The New York Attorney General is gearing up to take on Trump. Here’s how he can win.

Eric Schneiderman could be Donald Trump’s worst nightmare.

New York Attorney General Eric Schneiderman speaks during Law Day at the Court of Appeals, Monday, May 2, 2016, in Albany, N.Y. CREDIT: AP Photo/Mike Groll
New York Attorney General Eric Schneiderman speaks during Law Day at the Court of Appeals, Monday, May 2, 2016, in Albany, N.Y. CREDIT: AP Photo/Mike Groll

No one knows exactly why President Donald Trump decided to fire Preet Bharara, the U.S. Attorney for the Southern District of New York. According to one report, he was investigating a key member of Trump’s cabinet. But Bharara’s dismissal has added to the number of skilled public corruption prosecutors who are suddenly available for hire.

For that reason, the decision may backfire on Trump.

The Wall Street Journal reported yesterday reports that New York Attorney General Eric Schneiderman has hired one of Bharara’s top deputies, Howard Master, “to focus specifically on issues involving the Trump administration.”

Master’s portfolio, according to the report, will extend beyond simply trying to combat Trump’s policies like the Muslim ban. He will seek to take on Trump himself for illegal activities. Specifically, Masters will explore taking action against Trump for violating the Constitution by accepting payments from foreign governments.

In addition to challenging White House policies in court, Mr. Schneiderman’s office is expected to explore whether it has any standing to pursue cases that hinge on the Constitution’s emoluments clause, according to people familiar with the matter. That provision prohibits federal officeholders from accepting payments from foreign governments.

Last month, ThinkProgress detailed how this could work.
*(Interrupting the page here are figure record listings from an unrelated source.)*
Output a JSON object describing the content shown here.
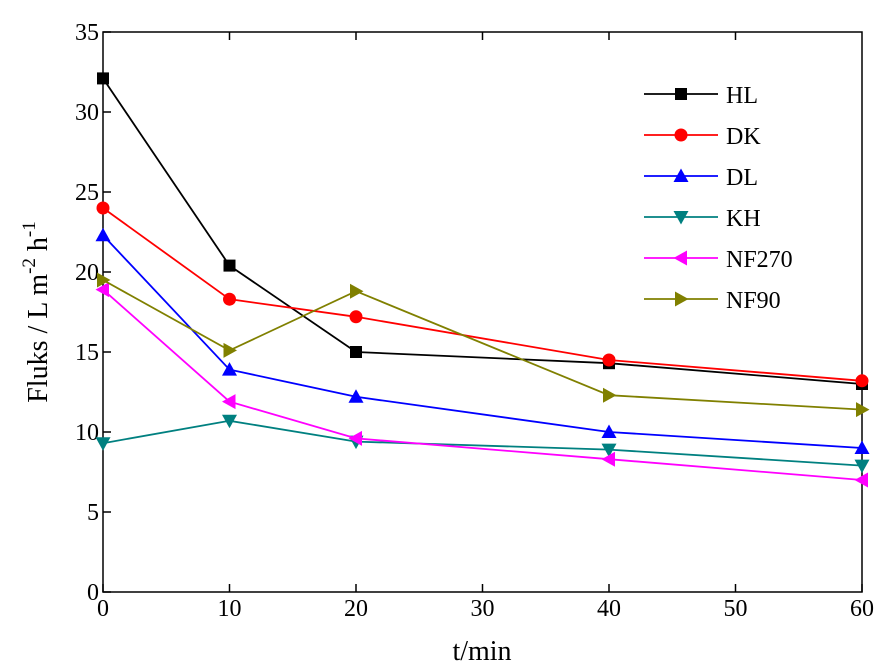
{
  "chart_data": {
    "type": "line",
    "xlabel": "t/min",
    "ylabel": {
      "main": "Fluks / L m",
      "sup1": "-2",
      "mid": " h",
      "sup2": "-1"
    },
    "xlim": [
      0,
      60
    ],
    "ylim": [
      0,
      35
    ],
    "xticks": [
      0,
      10,
      20,
      30,
      40,
      50,
      60
    ],
    "yticks": [
      0,
      5,
      10,
      15,
      20,
      25,
      30,
      35
    ],
    "grid": false,
    "legend_position": "top-right",
    "x": [
      0,
      10,
      20,
      40,
      60
    ],
    "series": [
      {
        "name": "HL",
        "color": "#000000",
        "marker": "square",
        "values": [
          32.1,
          20.4,
          15.0,
          14.3,
          13.0
        ]
      },
      {
        "name": "DK",
        "color": "#ff0000",
        "marker": "circle",
        "values": [
          24.0,
          18.3,
          17.2,
          14.5,
          13.2
        ]
      },
      {
        "name": "DL",
        "color": "#0000ff",
        "marker": "triangle-up",
        "values": [
          22.3,
          13.9,
          12.2,
          10.0,
          9.0
        ]
      },
      {
        "name": "KH",
        "color": "#008080",
        "marker": "triangle-down",
        "values": [
          9.3,
          10.7,
          9.4,
          8.9,
          7.9
        ]
      },
      {
        "name": "NF270",
        "color": "#ff00ff",
        "marker": "triangle-left",
        "values": [
          18.9,
          11.9,
          9.6,
          8.3,
          7.0
        ]
      },
      {
        "name": "NF90",
        "color": "#808000",
        "marker": "triangle-right",
        "values": [
          19.5,
          15.1,
          18.8,
          12.3,
          11.4
        ]
      }
    ]
  }
}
Corporations, including the Trump Organization, are a privilege afforded by the state. But in order to maintain that privilege, a corporation must conduct business legally.


State attorneys general are empowered to bring proceedings against corporations to determine whether they are being used as a conduit for illegal activity.

Is the Trump Organization being used to funnel payments from foreign governments to President Trump, in violation of the Constitution?

Master could take action, called a Quo Warranto proceeding, to find out. If successful, Master could enjoin the Trump Organization from certain activities or even dissolve the corporation completely.

Jed Shugerman, a Fordham Law professor who has studied Quo Warranto proceedings extensively, said that while a Quo Warranto suit could be brought by virtually any state, New York is the ideal state to do so because it is the center of Trump’s business activities.

Schneiderman v. Trump

Schneiderman has a record of taking on Trump and winning. He sued Trump over Trump University, alleging that Trump defrauded students.


During the campaign, Trump claimed that suit was baseless and he would “win easily.” He even promised to reopen Trump U after the campaign.

In December, however, Trump reversed course and agreed to pay a $25 million settlement to settle a variety of litigation around Trump U, including $4 million to Schneiderman.

If Trump’s tweets are any indication, Schneiderman is well under Trump’s skin. A small selection:

We may hear more about Schneiderman’s eyeliner soon.